Taking teaching and learning online has a distinct look and feel in K12. Many educators tried to replicate classroom teaching with synchronous teaching as 1:1, Input: Return. The efficiency of current K12 synchronous teaching cannot scale beyond this unsustainable phase.

Lack of Gain

The act of a teacher using the same class period to teach the same number of students the same content just online has no gain to it. The teacher cannot do more work, could be “losing” learners in lengthy lectures, and still have online management tasks to complete. By keeping the same synchronous meetings schedules, teachers actually have more work to do.

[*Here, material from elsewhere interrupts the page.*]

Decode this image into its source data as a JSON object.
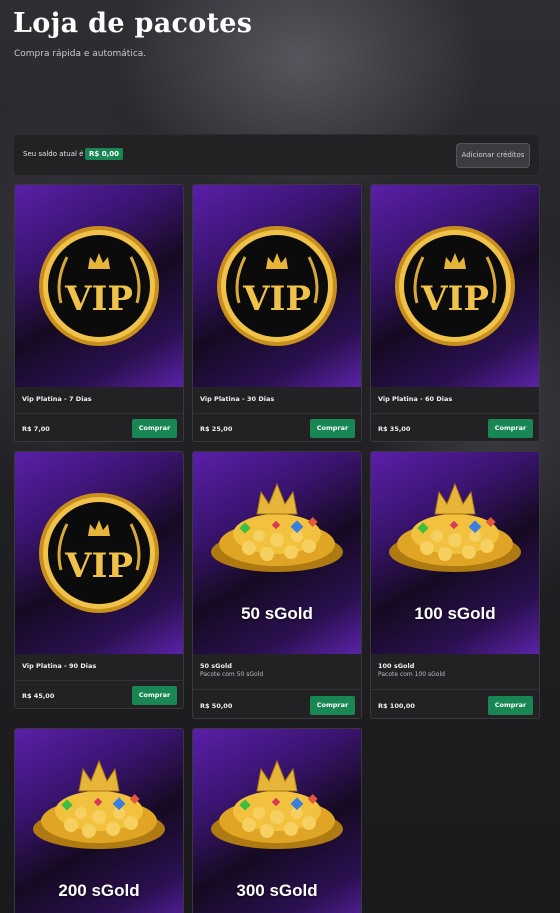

Teachers doing the same amount of leading lessons might be sustainable if there were no additional demands on their time. Typically, online platforms require context, assignments/submissions, and/or management around the live lectures. Teachers are a resource that takes years to develop. An inordinate amount of burnout/retirements/career changes out of the teaching profession could impact the balance of experience and expertise in any school or district.

Learner Benefit

The act of a learner attending the same class period with other students for the teacher/school’s efficiency is a detriment to the learner’s potential use of time. Scheduled, mandatory synchronous sessions consume time learners could be repurposing for alternate learning, tasks, extracurriculars, or work outside their learning. It is fair to assume many learners and their families expect time savings when transitioning to online learning.

K12 is new in the wide-scale implementation of online offerings in general. It is expected that the transition from Emergency Remote Learning {Read: Week One Online Report Card} to more long-term virtual learning {Read: Misusing Pandemic Era Terminology} will be followed with a normalization. The realization that synchronous sessions do not need to mimic daily/weekly interactions, but can be personalized to the learner will occur – it is just a matter of time.